I know you mentioned translations, but I'm curious about what other issues you've hit being an extension that is distributed separately from Inkscape. We've talked a bunch about how to decouple the release cycle of extensions and the core, but I'm not sure that we understand all of the problems.


I'm so glad you asked! There are a few rough edges that we had to work around.  

In fact, one of them just came up: https://github.com/lexelby/inkstitch/issues/18#issuecomment-370301197. In that thread, we're talking about creating a PDF printout feature that shows the colors used in a design and the order they sew in. My original plan was to use the nifty, growing list of features in the command-line interface for Inkscape. My understanding is that these features are provided specifically to act as a "standard library" of functionality that can be used by extensions.

The problem with this is that extensions don't know where the Inkscape binary is. I can imagine writing code to guess, or perhaps look at the parent process, but trying to support Linux, Windows, and Mac sounds like a nightmare. End result: ink/stitch can't use this functionality.

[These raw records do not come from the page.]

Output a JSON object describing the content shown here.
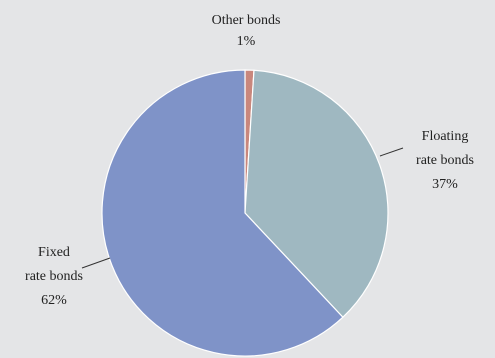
{
  "chart_data": {
    "type": "pie",
    "slices": [
      {
        "name": "Other bonds",
        "label_lines": [
          "Other bonds"
        ],
        "percent_label": "1%",
        "value": 1,
        "color": "#c9877d"
      },
      {
        "name": "Floating rate bonds",
        "label_lines": [
          "Floating",
          "rate bonds"
        ],
        "percent_label": "37%",
        "value": 37,
        "color": "#9fb8c1"
      },
      {
        "name": "Fixed rate bonds",
        "label_lines": [
          "Fixed",
          "rate bonds"
        ],
        "percent_label": "62%",
        "value": 62,
        "color": "#7f93c8"
      }
    ],
    "start_angle": "12 o'clock",
    "direction": "clockwise",
    "legend": "none",
    "title": ""
  },
  "colors": {
    "background": "#e4e5e7",
    "slice_border": "#ffffff",
    "leader_line": "#333333",
    "text": "#222222"
  }
}
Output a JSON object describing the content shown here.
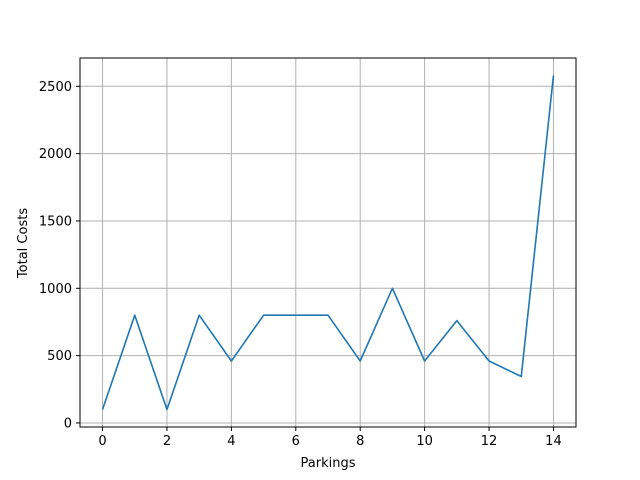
{
  "chart_data": {
    "type": "line",
    "title": "",
    "xlabel": "Parkings",
    "ylabel": "Total Costs",
    "xlim": [
      -0.7,
      14.7
    ],
    "ylim": [
      -30,
      2710
    ],
    "xticks": [
      0,
      2,
      4,
      6,
      8,
      10,
      12,
      14
    ],
    "yticks": [
      0,
      500,
      1000,
      1500,
      2000,
      2500
    ],
    "grid": true,
    "colors": {
      "line": "#1f77b4",
      "grid": "#b0b0b0",
      "axes": "#000000"
    },
    "series": [
      {
        "x": [
          0,
          1,
          2,
          3,
          4,
          5,
          6,
          7,
          8,
          9,
          10,
          11,
          12,
          13,
          14
        ],
        "values": [
          100,
          800,
          100,
          800,
          460,
          800,
          800,
          800,
          460,
          1000,
          460,
          760,
          460,
          345,
          2580
        ]
      }
    ]
  }
}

Another rough edge is that extensions don't know where the current SVG file is stored on disk. We can access the file's basename, but not the directory. This is kind of annoying because ink/stitch wants to output a machine embroidery design file (.DST, .PES, etc). ink/stitch works around this by storing all of these files in a set "output directory" specified by the user, but this is obviously not ideal. Here's where one of our users/contributors discusses his desire for the design file to save alongside the SVG: https://github.com/lexelby/inkstitch/issues/75

I gather that Inkscape did previously store the directory, but it was removed due to privacy concerns. Perhaps the directory can be included in the SVG _only_ when communicating with an extension, not when saving? Another possibility is that the embroidery design output functionality could be an "output" extension, but I haven't played with that. I'm under the impression that the user would have to choose a folder and file name every time they wanted to save using an output plugin, which would be a prohibitively bad user experience for ink/stitch since it's common to repeatedly re-render the design file until you get it right.

"Dependency hell" is another big issue for extensions. Pyinstaller is very promising as a solution to this problem! I highly recommend mentioning it in the inkscape extension documentation. Trying to explain to users how to install python modules required by an extension is destined for failure. On Windows and Mac, the problem is even worse, as Inkscape bundles its own Python. It's very confusing for users that they can do `pip install -r requirements.txt` but then inkstitch still can't load its dependencies, because they didn't install the requirements in Inkscape's bundled Python. Installing modules for Windows's Python is especially complex.

Ultimately, we desire a completely smooth, painless installation process for our users. Currently, installation involves downloading a ZIP/tarball and uncompressing it in Inkscape's extensions directory. This is pretty smooth, and we could refine it even more by distributing it as a self-extracting installer. Anything more complex than uncompressing an archive risks losing users before they even try our extension.

One final thing: Inkscape's extension model is powerful and nifty, but of course it's also limiting. We've gone to a lot of lengths to work around this limitation, including popping up an entire UI of our own in one of ink/stitch's bundled extensions. Still, we constantly bump into the inability to integrate more directly with Inkscape, by adding tools or the like. I'm sure you've encountered this idea before. :) If Inkscape introduces such functionality, we'll be among the first to try it out.

Also, do you have any pictures of something embroidered using the extension? I saw the screencasts but I'd love to see the objects they resulted in as well.